Why store CA-bundle as secret?

[smuda]

From an operations perspective, we obviously treat secrets and configmaps very differently and try to avoid secrets where it's not needed.

I noticed that an issuer/clusterissuer points to a secret which contains the CA-bundle for communication with EJBCA. As CA-certificates are seldom confidential, what is the reasoning behind storing this as a secret?

[m8rmclaren]

Hi @smuda! Thank you for your observation regarding the storage of CA certificates in secrets. Initially, we stored both the client certificate and the CA bundle in secrets for simplicity, as they were both used in similar contexts.

Given that CaBundleSecretName is an optional field and considering that this API is still in its alpha phase (v1alpha1), there are two options that I'd love your input on:

1. Add a new optional field called CaBundleConfigMapName in the v1alpha1 API, making it mutually exclusive with CaBundleSecretName
2. Create a new version v1alpha2 where CaBundleSecretName is replaced by CaBundleConfigMapName.

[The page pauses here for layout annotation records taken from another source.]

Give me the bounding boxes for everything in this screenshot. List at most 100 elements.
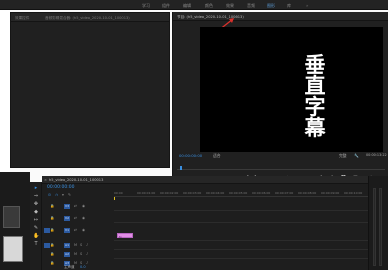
pen-tool-icon[interactable]: ✎: [33, 225, 39, 231]
ruler-tick: 00:00:02:00: [160, 191, 179, 195]
timeline-tabbar: × h5_video_2020-10-01_100013: [42, 176, 368, 184]
ruler-tick: 00:00:07:00: [275, 191, 294, 195]
workspace-tab[interactable]: 学习: [142, 3, 150, 9]
track-label[interactable]: V3: [64, 204, 70, 209]
ruler-tick: 00:00:09:00: [321, 191, 340, 195]
track-divider: [114, 249, 368, 250]
track-header-a1: 🔒 A1 M S ♪: [42, 242, 114, 249]
premiere-window: 学习 组件 编辑 颜色 效果 音频 图形 库 » 效果控件 音频剪辑混合器: (…: [0, 0, 388, 270]
timeline-clip[interactable]: fx: [117, 233, 133, 239]
track-label[interactable]: V2: [64, 216, 70, 221]
razor-tool-icon[interactable]: ◆: [33, 209, 39, 215]
program-timecode[interactable]: 00:00:00:00: [179, 153, 202, 158]
media-thumbnail[interactable]: [3, 236, 23, 262]
audio-meters: [368, 176, 388, 270]
linked-selection-icon[interactable]: ∩: [55, 192, 58, 197]
subtitle-char: 字: [304, 95, 326, 119]
ruler-tick: 00:00:05:00: [229, 191, 248, 195]
slip-tool-icon[interactable]: ↦: [33, 217, 39, 223]
workspace-tab[interactable]: 库: [287, 3, 291, 9]
program-status-row: 00:00:00:00 适合 完整 🔧 00:00:13:22: [173, 153, 388, 159]
subtitle-char: 直: [304, 74, 326, 98]
source-panel: 效果控件 音频剪辑混合器: (h5_video_2020-10-01_10001…: [10, 12, 170, 168]
eye-icon[interactable]: ◉: [82, 204, 85, 208]
lock-icon[interactable]: 🔒: [50, 252, 54, 256]
ruler-tick: 00:00: [114, 191, 123, 195]
track-divider: [114, 258, 368, 259]
lock-icon[interactable]: 🔒: [50, 228, 54, 232]
hand-tool-icon[interactable]: ✋: [33, 233, 39, 239]
video-preview[interactable]: 垂 直 字 幕: [200, 27, 383, 152]
vertical-subtitle: 垂 直 字 幕: [300, 55, 330, 139]
type-tool-icon[interactable]: T: [33, 241, 39, 247]
subtitle-char: 垂: [304, 53, 326, 77]
program-monitor: 节目: (h5_video_2020-10-01_100013) ≡ 垂 直 字…: [172, 12, 388, 182]
track-header-master: 主声道 0.0: [42, 265, 114, 270]
solo-icon[interactable]: S: [80, 252, 82, 256]
chevron-right-icon[interactable]: »: [306, 3, 308, 8]
workspace-tab[interactable]: 编辑: [183, 3, 191, 9]
track-divider: [114, 222, 368, 223]
timeline-timecode[interactable]: 00:00:00:00: [47, 185, 74, 190]
tab-effect-controls[interactable]: 效果控件: [15, 16, 29, 21]
media-thumbnail[interactable]: [3, 206, 20, 228]
master-volume[interactable]: 0.0: [80, 265, 86, 269]
subtitle-char: 幕: [304, 116, 326, 140]
track-label[interactable]: A1: [64, 243, 70, 248]
lock-icon[interactable]: 🔒: [50, 243, 54, 247]
playhead-marker[interactable]: [180, 166, 182, 170]
microphone-icon[interactable]: ♪: [86, 252, 88, 256]
lock-icon[interactable]: 🔒: [50, 204, 54, 208]
sync-icon[interactable]: ⇄: [74, 216, 77, 220]
track-select-tool-icon[interactable]: ⇒: [33, 193, 39, 199]
ripple-edit-tool-icon[interactable]: ✥: [33, 201, 39, 207]
program-tabbar: 节目: (h5_video_2020-10-01_100013) ≡: [173, 12, 388, 21]
timeline-panel: × h5_video_2020-10-01_100013 00:00:00:00…: [42, 176, 368, 270]
ruler-tick: 00:00:04:00: [206, 191, 225, 195]
time-ruler[interactable]: 00:00 00:00:01:00 00:00:02:00 00:00:03:0…: [114, 190, 368, 197]
mute-icon[interactable]: M: [74, 252, 77, 256]
wrench-icon[interactable]: ✎: [68, 192, 71, 197]
track-header-v2: 🔒 V2 ⇄ ◉: [42, 215, 114, 222]
timeline-toggle-row: ⊙ ∩ ▾ ✎: [48, 192, 71, 197]
ruler-tick: 00:00:06:00: [252, 191, 271, 195]
close-icon[interactable]: ×: [44, 178, 47, 182]
project-panel: [0, 172, 30, 270]
microphone-icon[interactable]: ♪: [86, 243, 88, 247]
workspace-tab[interactable]: 音频: [247, 3, 255, 9]
meter-left: [373, 188, 376, 266]
settings-icon[interactable]: 🔧: [354, 153, 359, 158]
clip-fx-badge: fx: [119, 234, 122, 239]
source-tabbar: 效果控件 音频剪辑混合器: (h5_video_2020-10-01_10001…: [11, 13, 169, 22]
mute-icon[interactable]: M: [74, 243, 77, 247]
snap-icon[interactable]: ⊙: [48, 192, 51, 197]
workspace-tab[interactable]: 组件: [162, 3, 170, 9]
track-divider: [114, 210, 368, 211]
ruler-tick: 00:00:01:00: [137, 191, 156, 195]
timeline-playhead[interactable]: [114, 197, 115, 200]
meter-right: [379, 188, 382, 266]
duration-timecode: 00:00:13:22: [366, 153, 387, 157]
track-label[interactable]: V1: [64, 228, 70, 233]
sync-icon[interactable]: ⇄: [74, 204, 77, 208]
workspace-tab-active[interactable]: 图形: [267, 3, 275, 9]
fit-dropdown[interactable]: 适合: [213, 153, 221, 159]
tools-panel: ▸ ⇒ ✥ ◆ ↦ ✎ ✋ T: [30, 182, 42, 270]
track-label[interactable]: A2: [64, 252, 70, 257]
selection-tool-icon[interactable]: ▸: [33, 185, 39, 191]
ruler-tick: 00:00:03:00: [183, 191, 202, 195]
track-header-v3: 🔒 V3 ⇄ ◉: [42, 203, 114, 210]
tab-sequence[interactable]: h5_video_2020-10-01_100013: [49, 178, 103, 182]
lock-icon[interactable]: 🔒: [50, 216, 54, 220]
program-scrubber[interactable]: [177, 166, 385, 170]
workspace-tab[interactable]: 颜色: [205, 3, 213, 9]
solo-icon[interactable]: S: [80, 243, 82, 247]
tab-audio-mixer[interactable]: 音频剪辑混合器: (h5_video_2020-10-01_100013): [45, 16, 130, 21]
sync-icon[interactable]: ⇄: [74, 228, 77, 232]
workspace-tab[interactable]: 效果: [226, 3, 234, 9]
quality-dropdown[interactable]: 完整: [339, 153, 347, 159]
workspace-bar: 学习 组件 编辑 颜色 效果 音频 图形 库 »: [0, 0, 388, 10]
add-marker-icon[interactable]: ▾: [62, 192, 64, 197]
eye-icon[interactable]: ◉: [82, 228, 85, 232]
eye-icon[interactable]: ◉: [82, 216, 85, 220]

Your feedback is greatly appreciated!

[smuda]

That depends on how many are currently using the current schema. Speaking only for myself, once we put this in production the schema name will be in numerous gitops repositories and we wouldn't like changing that in all places but that's not where we are right now.

The code would be simpler with option 2, so if there are not that many users yet, I'd go with option 2. If you think there are a lot of users, I'd go with option 1 and drop CaBundleSecretName in v1alpha3 instead.

[smuda]

Is there anything I can do to move this issue forward?